In fact, the article -- which on the whole is more positive to RateMyProfessors.com than most academic research on the service -- calls the chili pepper "a frivolous distraction that compromises the credibility of RMP."

As a result of their research, the Maine professors offer two recommendations -- both of which are sure to be controversial and one of which they admit to having mixed feelings about. The recommendation that the professors make without hesitation is that colleges put their official student evaluations online. "Although students doubtless would applaud this move, many faculty would oppose it because of genuine concerns about privacy and the negative consequences," the professors write. And indeed moves to put evaluations online have been controversial at some campuses.

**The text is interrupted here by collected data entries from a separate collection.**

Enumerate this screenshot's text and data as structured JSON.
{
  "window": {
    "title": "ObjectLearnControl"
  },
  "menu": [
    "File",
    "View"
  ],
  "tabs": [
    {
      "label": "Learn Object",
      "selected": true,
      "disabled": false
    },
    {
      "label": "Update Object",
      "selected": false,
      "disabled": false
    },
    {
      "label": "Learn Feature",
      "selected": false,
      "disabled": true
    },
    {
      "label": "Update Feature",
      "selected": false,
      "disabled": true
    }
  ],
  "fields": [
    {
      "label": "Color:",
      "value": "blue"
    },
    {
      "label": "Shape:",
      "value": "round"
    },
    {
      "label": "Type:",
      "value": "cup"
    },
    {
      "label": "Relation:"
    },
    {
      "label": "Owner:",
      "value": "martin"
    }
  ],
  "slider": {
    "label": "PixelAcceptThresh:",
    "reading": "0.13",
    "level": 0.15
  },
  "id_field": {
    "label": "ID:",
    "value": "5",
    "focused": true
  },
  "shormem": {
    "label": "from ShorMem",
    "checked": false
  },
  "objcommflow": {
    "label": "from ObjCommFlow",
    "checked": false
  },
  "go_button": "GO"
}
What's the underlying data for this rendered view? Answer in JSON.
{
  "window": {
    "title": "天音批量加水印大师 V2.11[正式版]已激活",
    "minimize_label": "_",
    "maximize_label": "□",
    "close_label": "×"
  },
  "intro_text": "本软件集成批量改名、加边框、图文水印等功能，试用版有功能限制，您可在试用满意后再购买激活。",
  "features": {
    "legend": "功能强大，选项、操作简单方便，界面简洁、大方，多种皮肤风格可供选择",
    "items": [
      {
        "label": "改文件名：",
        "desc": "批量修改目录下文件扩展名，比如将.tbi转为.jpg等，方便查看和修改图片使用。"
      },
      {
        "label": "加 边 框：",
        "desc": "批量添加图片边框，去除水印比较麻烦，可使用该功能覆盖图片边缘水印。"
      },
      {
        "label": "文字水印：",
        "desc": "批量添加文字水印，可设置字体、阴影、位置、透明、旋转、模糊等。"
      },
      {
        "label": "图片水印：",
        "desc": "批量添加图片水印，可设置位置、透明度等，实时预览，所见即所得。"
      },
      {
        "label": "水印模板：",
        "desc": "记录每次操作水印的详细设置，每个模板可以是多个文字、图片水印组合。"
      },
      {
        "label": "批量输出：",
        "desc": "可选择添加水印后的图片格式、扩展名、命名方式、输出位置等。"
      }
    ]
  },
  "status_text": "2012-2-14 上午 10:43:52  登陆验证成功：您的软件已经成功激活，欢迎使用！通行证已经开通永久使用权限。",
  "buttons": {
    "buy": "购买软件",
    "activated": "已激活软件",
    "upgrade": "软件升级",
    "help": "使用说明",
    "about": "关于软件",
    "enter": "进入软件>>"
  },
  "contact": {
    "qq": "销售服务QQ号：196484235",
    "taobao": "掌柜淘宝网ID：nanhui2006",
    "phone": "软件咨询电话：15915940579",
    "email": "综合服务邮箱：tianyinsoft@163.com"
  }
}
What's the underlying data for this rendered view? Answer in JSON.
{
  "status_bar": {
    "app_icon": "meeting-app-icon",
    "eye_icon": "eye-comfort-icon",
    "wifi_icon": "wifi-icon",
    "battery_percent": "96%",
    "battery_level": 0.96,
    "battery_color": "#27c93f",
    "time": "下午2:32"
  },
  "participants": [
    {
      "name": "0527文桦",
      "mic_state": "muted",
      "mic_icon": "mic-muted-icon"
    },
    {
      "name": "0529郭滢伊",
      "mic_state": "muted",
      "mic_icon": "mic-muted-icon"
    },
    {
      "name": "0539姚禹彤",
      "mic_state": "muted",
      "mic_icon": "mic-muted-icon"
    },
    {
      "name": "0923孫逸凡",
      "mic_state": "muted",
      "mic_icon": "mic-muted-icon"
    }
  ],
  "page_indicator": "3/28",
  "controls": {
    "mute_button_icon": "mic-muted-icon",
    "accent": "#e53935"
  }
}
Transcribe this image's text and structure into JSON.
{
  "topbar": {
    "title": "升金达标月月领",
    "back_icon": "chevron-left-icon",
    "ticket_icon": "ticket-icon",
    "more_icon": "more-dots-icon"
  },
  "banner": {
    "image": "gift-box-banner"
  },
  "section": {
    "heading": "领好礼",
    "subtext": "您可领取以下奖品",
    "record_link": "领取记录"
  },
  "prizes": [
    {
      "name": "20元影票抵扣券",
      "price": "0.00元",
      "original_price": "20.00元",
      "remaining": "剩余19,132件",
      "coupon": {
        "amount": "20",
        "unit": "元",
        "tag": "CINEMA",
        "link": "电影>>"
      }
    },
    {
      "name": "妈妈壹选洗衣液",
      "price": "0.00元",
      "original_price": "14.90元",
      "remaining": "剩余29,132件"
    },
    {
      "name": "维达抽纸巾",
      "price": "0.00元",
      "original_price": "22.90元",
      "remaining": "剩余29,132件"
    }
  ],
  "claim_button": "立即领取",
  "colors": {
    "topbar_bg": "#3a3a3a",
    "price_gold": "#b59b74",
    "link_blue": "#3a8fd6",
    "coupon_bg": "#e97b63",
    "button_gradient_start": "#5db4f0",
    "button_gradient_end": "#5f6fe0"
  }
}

But the article adds that "privacy is a thing of the past in the age of RMP, MySpace, and the like," adding that not making such evaluations available creates its own set of problems. "Students will rely on what is publicly available," and will thus not always be accurate in their assumptions, the Maine professors write.

The recommendation on which the authors admit to some "ambivalence" is this: "Predicated on the belief that RateMyProfessors.com is not going to go away, higher education institutions should consider encouraging their students to post ratings and comments on RMP," they write. If a larger sample of students participate -- and they are encouraged to be responsible in their rankings -- "the potential value of that information to the institution would only be enhanced," they write.

And what about those chili peppers? "Appealing to students' sense of decency and fair play, furthermore, the institution could endeavor to discourage students from rating the hotness of the instructor."